307 años después el reino podría fragmentarse con la posible separación de Escocia. El próximo jueves 18 de septiembre la población mayor de 16 años de Escocia tendrá la posibilidad de votar en un referéndum que plantea la siguiente pregunta: “¿Debe ser Escocia una nación independiente?”.
La relevancia de la cuestión no es menor. Escocia representa una tercera parte del territorio de Reino Unido, ocho por ciento de la población total y poco más de nueve por ciento del PIB inglés (en términos económicos sería como si el Estado de México se separara del país). Además, Escocia tiene posibilidades económicas para ser autosuficiente: es el mayor productor de petróleo de la Unión Europea y cuenta con centros financieros de primer orden, como Glasgow y Edimburgo.
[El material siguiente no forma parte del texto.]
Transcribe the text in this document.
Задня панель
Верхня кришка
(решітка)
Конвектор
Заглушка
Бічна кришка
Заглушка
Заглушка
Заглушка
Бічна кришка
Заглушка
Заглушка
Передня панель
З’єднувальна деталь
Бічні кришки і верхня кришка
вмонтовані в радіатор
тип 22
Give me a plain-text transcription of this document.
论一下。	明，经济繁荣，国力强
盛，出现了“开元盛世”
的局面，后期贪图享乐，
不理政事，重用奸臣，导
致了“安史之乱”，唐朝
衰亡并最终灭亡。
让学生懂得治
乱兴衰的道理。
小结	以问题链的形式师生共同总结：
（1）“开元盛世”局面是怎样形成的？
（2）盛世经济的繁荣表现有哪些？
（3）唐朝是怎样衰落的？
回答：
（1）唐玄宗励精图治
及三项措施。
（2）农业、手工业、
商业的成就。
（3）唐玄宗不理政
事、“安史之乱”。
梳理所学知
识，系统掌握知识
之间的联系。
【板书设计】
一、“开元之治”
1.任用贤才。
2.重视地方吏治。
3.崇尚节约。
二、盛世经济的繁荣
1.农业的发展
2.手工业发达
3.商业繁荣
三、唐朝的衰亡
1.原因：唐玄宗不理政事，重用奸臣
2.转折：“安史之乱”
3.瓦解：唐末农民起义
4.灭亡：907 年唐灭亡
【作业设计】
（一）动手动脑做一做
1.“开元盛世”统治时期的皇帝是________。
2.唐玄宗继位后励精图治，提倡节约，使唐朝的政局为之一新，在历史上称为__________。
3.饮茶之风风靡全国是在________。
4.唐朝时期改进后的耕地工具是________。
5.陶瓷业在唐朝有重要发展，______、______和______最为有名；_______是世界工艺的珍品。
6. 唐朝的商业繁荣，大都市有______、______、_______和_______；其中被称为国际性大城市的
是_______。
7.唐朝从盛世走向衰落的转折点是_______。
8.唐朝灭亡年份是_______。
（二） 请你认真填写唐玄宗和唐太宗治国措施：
El tema fue puesto en agenda desde las elecciones de 2011 del Parlamento escocés, cuando Alex Salmond, del Partido Nacional Escocés, fue elegido como el Ministro Principal con una campaña abiertamente independentista. El gobierno inglés mantenía la confianza en que la visión secesionista no era mayoritaria entre la población en general. La firma internacional de seguimiento YouGov reportaba 22 puntos de diferencia entre los que apoyaban la unión y los que no. Sin embargo, después de un intenso debate del Ministro escocés con el líder parlamentario de la oposición, que fue transmitido por la BBC, las opiniones cambiaron. La semana pasada la misma compañía publicó en The Sunday Times que la opinión por la separación estaba por primera vez en ventaja (51 por ciento contra 49 por ciento).
Sólo hay una certeza: si el voto por el sí gana, Escocia podría separarse legalmente de Reino Unido. Esto es así debido a que en Reino Unido no existe formalmente una Constitución escrita que prohíba o limite este tipo de acción, sino que las leyes que emanan de los cuerpos legislativos, dado que tienen su sustento en la centenaria tradición democrática inglesa, pueden transformar la nación al no haber, prácticamente, asuntos incuestionables o inamovibles.
No tener una Constitución no equivale a no tener ley, sino que la tradición y los mecanismos democráticos hacen que las decisiones del gobierno puedan ajustarse continuamente a la realidad. Por siglos esta particularidad del sistema inglés ha llamado la atención internacional. Nuestros políticos y abogados estarían muy confundidos en un Estado que no se ordena a partir de una constitución escrita, sino en el que las leyes deben ser acordes a la realidad y deben cumplirse.
Ante el aniversario de nuestra independencia y la posible anexión de otra celebración independentista en la misma semana, valdría la pena pensar en el papel que desempeña una Constitución: a veces un gobierno sin una puede dar más certezas legales de las que uno que sí la posee. Mucho depende de las capacidades del gobierno para ejecutar sus decisiones.